Kitap hep okudum, genelde ne okuyorsam onun etkisine giriyorum, üslubum az çok değişiyor. Sonradan dönüp bakınca biraz özentice geliyor bu ama o an farkında olmuyorum. Sanırım hala biraz böyle ilerliyor olmalı. Yani hala bir şeyler yazdığımda o an okuduğum yazarın üslubunun etkisinde kalıyorum ister istemez. Bu tamamen aşılması gereken bir şey mi çok da emin değilim.
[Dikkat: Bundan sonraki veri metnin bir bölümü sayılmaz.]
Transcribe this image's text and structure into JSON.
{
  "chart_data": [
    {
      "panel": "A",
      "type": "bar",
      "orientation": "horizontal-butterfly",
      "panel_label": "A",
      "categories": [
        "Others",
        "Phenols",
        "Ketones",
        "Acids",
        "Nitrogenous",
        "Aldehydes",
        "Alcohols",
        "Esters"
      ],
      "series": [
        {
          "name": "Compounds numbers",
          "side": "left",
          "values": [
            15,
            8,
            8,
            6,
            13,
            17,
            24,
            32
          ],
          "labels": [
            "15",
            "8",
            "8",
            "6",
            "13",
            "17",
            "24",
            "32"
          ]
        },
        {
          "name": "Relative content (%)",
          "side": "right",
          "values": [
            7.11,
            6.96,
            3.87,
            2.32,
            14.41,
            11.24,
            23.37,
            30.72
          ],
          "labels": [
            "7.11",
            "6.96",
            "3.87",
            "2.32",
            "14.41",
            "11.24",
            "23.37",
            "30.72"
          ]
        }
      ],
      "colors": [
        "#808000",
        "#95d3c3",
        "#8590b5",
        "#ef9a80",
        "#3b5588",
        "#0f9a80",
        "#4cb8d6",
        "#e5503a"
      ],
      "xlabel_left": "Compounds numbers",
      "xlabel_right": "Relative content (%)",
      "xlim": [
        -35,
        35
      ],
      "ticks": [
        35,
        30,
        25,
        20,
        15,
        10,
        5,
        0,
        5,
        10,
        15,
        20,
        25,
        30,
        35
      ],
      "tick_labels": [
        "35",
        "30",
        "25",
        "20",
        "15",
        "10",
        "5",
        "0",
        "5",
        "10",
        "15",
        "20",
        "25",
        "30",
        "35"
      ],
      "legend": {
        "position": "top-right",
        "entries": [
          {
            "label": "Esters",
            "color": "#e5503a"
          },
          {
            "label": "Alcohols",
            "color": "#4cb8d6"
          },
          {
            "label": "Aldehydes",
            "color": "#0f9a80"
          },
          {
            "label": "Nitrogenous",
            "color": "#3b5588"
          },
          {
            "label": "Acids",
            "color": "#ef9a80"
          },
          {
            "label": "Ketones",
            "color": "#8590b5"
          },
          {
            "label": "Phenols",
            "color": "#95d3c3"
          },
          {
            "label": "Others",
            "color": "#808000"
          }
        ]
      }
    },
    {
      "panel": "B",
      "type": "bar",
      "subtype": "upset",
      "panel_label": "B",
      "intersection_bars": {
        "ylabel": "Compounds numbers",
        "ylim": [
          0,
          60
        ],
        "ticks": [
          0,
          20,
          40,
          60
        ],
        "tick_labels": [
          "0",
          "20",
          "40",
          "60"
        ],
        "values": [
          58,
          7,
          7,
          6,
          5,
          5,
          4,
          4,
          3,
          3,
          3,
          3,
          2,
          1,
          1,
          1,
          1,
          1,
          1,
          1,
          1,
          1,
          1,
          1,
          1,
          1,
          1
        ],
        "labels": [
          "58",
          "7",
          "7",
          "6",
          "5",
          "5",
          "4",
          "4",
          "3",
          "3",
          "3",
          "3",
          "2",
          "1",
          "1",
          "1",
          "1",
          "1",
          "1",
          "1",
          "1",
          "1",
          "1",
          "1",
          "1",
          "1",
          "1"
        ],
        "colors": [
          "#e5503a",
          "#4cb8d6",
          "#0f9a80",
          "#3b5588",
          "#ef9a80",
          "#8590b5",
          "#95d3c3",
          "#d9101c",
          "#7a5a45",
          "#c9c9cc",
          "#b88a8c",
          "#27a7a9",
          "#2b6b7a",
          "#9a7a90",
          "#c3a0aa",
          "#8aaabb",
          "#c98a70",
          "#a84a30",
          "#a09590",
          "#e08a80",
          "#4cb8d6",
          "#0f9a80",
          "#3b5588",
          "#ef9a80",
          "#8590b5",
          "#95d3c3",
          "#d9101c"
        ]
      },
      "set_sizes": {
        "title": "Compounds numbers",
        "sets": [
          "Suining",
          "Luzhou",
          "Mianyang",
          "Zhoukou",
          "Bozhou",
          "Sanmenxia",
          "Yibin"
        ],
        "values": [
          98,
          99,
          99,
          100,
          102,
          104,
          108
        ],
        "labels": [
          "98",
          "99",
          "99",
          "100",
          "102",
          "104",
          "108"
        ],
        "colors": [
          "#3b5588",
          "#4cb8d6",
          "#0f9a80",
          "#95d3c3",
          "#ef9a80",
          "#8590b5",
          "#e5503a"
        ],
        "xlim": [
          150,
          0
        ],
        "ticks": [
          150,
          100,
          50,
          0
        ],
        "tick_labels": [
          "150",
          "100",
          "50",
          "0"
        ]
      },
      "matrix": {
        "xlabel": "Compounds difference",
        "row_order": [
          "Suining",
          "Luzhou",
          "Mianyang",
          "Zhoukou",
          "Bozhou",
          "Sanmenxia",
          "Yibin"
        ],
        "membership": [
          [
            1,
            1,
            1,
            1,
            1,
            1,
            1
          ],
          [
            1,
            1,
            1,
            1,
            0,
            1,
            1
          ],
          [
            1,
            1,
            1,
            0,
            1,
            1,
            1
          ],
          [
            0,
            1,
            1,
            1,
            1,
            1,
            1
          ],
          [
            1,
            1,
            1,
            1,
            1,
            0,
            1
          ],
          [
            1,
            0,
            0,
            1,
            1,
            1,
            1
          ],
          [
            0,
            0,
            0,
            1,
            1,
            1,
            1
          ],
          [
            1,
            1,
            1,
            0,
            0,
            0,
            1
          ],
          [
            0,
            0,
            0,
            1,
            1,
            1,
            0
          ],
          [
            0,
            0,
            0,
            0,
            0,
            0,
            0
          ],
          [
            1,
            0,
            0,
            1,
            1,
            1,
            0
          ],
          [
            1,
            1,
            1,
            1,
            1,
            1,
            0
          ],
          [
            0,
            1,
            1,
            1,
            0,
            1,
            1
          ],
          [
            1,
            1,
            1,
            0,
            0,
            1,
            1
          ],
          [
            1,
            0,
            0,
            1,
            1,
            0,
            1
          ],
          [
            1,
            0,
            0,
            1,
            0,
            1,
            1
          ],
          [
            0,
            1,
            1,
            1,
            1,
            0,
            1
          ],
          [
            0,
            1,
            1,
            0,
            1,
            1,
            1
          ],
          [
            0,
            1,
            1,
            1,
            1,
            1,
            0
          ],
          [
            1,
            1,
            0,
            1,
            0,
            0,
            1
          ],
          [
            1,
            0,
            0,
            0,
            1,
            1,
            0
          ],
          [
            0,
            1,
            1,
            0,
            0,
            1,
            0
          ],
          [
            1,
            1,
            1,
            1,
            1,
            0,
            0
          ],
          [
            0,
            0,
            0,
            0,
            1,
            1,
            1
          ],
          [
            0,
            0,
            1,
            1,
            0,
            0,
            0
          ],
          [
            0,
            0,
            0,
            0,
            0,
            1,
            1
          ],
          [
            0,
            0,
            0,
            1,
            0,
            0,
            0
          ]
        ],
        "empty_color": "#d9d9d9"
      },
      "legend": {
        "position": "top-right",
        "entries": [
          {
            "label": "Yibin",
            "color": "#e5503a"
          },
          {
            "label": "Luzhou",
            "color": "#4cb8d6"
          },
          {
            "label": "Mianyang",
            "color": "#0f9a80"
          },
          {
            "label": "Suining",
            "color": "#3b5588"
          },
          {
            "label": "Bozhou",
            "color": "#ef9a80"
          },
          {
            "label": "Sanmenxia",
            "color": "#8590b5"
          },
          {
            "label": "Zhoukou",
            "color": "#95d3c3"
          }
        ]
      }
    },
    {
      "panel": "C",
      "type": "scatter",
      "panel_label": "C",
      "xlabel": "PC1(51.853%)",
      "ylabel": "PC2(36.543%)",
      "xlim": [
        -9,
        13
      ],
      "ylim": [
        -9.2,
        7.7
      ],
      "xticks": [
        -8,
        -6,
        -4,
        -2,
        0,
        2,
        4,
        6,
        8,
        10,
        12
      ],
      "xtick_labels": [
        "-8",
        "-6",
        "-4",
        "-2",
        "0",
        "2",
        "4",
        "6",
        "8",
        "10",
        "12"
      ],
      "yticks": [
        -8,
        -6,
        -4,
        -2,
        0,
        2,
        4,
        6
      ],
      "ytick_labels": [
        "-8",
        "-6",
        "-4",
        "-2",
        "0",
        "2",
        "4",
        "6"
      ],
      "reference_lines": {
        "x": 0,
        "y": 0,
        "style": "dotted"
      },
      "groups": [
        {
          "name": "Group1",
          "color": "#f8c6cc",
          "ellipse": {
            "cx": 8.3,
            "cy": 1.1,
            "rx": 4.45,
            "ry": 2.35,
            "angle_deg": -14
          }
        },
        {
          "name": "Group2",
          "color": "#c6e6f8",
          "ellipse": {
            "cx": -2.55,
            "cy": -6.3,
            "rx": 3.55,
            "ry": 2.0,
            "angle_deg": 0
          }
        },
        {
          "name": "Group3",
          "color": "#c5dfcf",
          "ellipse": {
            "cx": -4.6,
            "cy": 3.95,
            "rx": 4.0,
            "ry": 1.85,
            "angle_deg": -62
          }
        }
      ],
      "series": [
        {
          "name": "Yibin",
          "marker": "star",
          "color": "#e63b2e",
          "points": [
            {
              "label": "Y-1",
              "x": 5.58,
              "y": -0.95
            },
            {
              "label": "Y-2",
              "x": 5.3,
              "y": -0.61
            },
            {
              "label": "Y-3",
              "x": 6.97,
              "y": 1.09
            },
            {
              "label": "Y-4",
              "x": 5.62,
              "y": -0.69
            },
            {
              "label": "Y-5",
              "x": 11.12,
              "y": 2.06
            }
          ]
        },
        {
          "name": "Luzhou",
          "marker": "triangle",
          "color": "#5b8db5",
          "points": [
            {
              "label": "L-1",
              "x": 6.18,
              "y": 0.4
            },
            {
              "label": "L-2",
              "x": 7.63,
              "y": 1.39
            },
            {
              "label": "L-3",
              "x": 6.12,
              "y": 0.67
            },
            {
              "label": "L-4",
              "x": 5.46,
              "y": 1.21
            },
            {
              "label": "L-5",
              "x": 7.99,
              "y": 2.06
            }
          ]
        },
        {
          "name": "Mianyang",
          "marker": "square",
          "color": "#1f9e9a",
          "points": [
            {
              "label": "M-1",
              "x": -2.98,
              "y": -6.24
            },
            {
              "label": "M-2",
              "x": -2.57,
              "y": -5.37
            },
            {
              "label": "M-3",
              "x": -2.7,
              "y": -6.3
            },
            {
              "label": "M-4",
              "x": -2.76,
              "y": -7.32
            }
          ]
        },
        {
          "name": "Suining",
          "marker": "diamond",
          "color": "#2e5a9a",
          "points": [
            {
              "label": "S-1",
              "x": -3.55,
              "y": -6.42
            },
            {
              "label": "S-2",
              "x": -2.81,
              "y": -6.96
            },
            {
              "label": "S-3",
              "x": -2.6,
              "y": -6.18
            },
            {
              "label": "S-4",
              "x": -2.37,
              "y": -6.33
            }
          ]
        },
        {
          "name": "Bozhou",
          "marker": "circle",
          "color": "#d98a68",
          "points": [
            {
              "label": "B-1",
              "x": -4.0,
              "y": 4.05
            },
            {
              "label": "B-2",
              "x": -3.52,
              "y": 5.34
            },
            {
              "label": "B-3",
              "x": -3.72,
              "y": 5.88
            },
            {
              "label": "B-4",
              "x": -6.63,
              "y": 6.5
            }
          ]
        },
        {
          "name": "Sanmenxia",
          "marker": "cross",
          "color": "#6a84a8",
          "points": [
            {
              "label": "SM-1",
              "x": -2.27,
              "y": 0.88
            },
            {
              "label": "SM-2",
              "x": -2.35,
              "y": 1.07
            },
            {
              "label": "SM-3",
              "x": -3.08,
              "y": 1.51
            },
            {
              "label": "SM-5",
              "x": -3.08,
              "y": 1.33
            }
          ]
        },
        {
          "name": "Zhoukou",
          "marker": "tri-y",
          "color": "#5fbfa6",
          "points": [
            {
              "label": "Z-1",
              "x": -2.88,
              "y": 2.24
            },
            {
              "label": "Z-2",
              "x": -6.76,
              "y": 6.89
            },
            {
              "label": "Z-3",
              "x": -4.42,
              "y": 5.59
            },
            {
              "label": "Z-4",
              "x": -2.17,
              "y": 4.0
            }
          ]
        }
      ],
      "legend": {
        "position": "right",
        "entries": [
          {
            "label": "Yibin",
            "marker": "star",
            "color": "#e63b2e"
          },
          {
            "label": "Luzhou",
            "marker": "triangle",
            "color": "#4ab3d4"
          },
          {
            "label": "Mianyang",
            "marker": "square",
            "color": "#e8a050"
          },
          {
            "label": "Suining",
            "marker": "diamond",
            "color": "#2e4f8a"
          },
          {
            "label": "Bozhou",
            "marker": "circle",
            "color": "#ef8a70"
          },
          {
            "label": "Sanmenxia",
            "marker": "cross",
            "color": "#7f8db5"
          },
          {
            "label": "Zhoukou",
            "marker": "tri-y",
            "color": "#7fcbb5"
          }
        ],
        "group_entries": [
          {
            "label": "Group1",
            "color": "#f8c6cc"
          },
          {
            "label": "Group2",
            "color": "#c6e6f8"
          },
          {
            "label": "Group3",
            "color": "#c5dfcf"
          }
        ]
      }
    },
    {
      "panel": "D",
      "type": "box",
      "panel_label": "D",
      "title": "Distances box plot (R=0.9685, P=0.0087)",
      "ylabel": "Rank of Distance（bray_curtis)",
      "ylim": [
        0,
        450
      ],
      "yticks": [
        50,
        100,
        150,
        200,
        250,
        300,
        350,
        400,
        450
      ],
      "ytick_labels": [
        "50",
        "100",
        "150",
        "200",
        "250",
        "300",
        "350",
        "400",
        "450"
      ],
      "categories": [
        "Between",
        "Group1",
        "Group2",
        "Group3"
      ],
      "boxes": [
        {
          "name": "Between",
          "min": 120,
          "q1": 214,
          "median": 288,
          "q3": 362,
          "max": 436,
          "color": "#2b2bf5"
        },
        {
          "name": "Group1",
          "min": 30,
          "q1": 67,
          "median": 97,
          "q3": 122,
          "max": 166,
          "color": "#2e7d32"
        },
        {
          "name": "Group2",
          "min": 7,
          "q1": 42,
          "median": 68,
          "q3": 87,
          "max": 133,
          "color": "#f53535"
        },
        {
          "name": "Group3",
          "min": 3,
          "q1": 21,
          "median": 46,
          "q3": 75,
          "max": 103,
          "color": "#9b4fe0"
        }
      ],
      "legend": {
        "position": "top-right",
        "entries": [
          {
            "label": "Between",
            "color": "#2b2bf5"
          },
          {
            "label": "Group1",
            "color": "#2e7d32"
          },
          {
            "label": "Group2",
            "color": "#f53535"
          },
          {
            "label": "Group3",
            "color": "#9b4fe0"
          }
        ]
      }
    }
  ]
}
“İyi, Kötü ve Arkadaşları”nın ortaya çıkış öyküsünü anlatabilir misiniz? Fikir nasıl doğdu, ismine nasıl karar verdiniz, yazma süreci nasıl gelişti, yazarken uyguladığınız belli rutinler veya ritüeller var mı?
Yazarken sigara içiyorum. (Normalde çok az içerim) Bunun dışında bir ritüelim yok, buna da ritüel denir mi bilmiyorum ama sigara içmediğimde kötü yazıyormuşum gibi geliyor. Psikolojik bir şey tabii. Toplu taşıma araçlarında ve yürürken de genelde aklıma güzel fikirler gelir, not alırım. Eve gelip bilgisayarın başına oturduğumda o kadar güzel görünmez genelde, ama bazen de bir şeye dönüştüğü olur.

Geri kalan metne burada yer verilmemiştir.